Artists in the show:
Alvin Ong
Anika Roach
Brea Weinreb
David Weishaar
Giorgio Celin
James Bartolacci
Justin Yoon
Kyle Coniglio
Logan T. Sibrel
Morteza Khakshoor
Nicko Cecchini
RF. Alvarez
Sola Olulode
Exhibition Info:
address: 4 cromwell place, london SW7 2JE
dates: march 22 - 26
hours: open daily, 10am - 6pm
Taymour Grahne Projects is excited to announce the launch of Queer Intimacy – A Group Show, the gallery’s fourth Satellite group exhibition, featuring an exciting line up of 13 contemporary artists exploring the theme of queer intimacy. Accompanying the exhibition is a text by Russell Tovey.
Text by Russell Tovey
Queer art was always seen as a fringe art movement when I first came upon the art world as a teenager in the 1990’s. It wasn’t seen as mainstream or marketable, more subculture than anything else and a position for the go-to ‘acceptable’ queer artist of the time was historically occupied by both Francis Bacon and David Hockney, there wasn’t an allocated position for anything else, anything else it seemed, had been pushed into the art margins. This always troubled me, I wanted to see myself, my history, my community, but I didn’t want to feel othered, my British education and 1980’s upbringing had done enough of that for me and the art I saw in galleries I wanted to represent me and it clearly didn’t, for me and for so many, for very many different reasons.

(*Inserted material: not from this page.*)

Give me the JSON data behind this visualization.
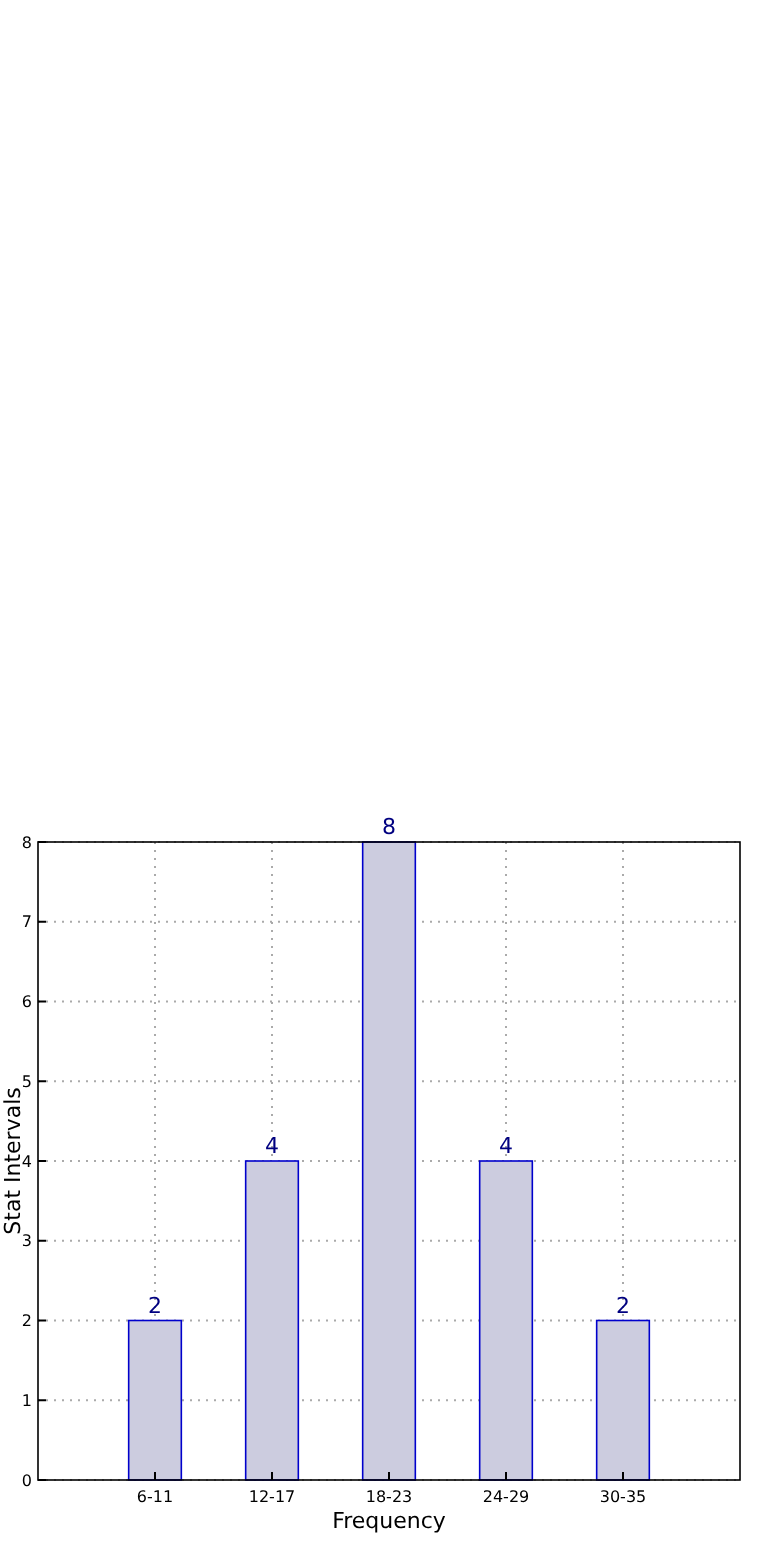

But now, we are firmly embedded into a golden period of figurative art representing diversity in all of its beauty and forms, it has now been deemed as commercial. This movement, incrementally building over the past five years, spear headed by a very transformative and forthright New York centric queer art crew, has thrust queer imagery to the forefront, spinning auction houses and art galleries on their heads. How did this happen and why now? Fashions and fads come and go, but now more so than ever, everyone needs to see themselves represented on gallery walls. It’s easy to be wary of something if you never see it and we have a generation of activists and artists unwilling to be kept quiet and thankfully they have and are making art that is authentic, honest and vital. They are teaching the world that we are here as we always have been and we aren’t going anywhere. You can try to silence us, but we come back screaming.
Being queer was always political, we’ve gone into literal battle, won out by queer ancestral heroes and here are again. The world spins backwards and in circles. So this exhibition,‘Queer Intimacy’ at Taymour Grahne Projects isn’t just a collective of brilliant artists all mining what it is to be queer and alive today, they are showing us a very real lived existence. Queer joy, queer love, queer lives authentically lived for all to see. These queer artist’s will no longer be pushed into the margins, they are here, they are queer and they aren’t going anywhere. This isn’t just an art exhibition, this is a loaded gun.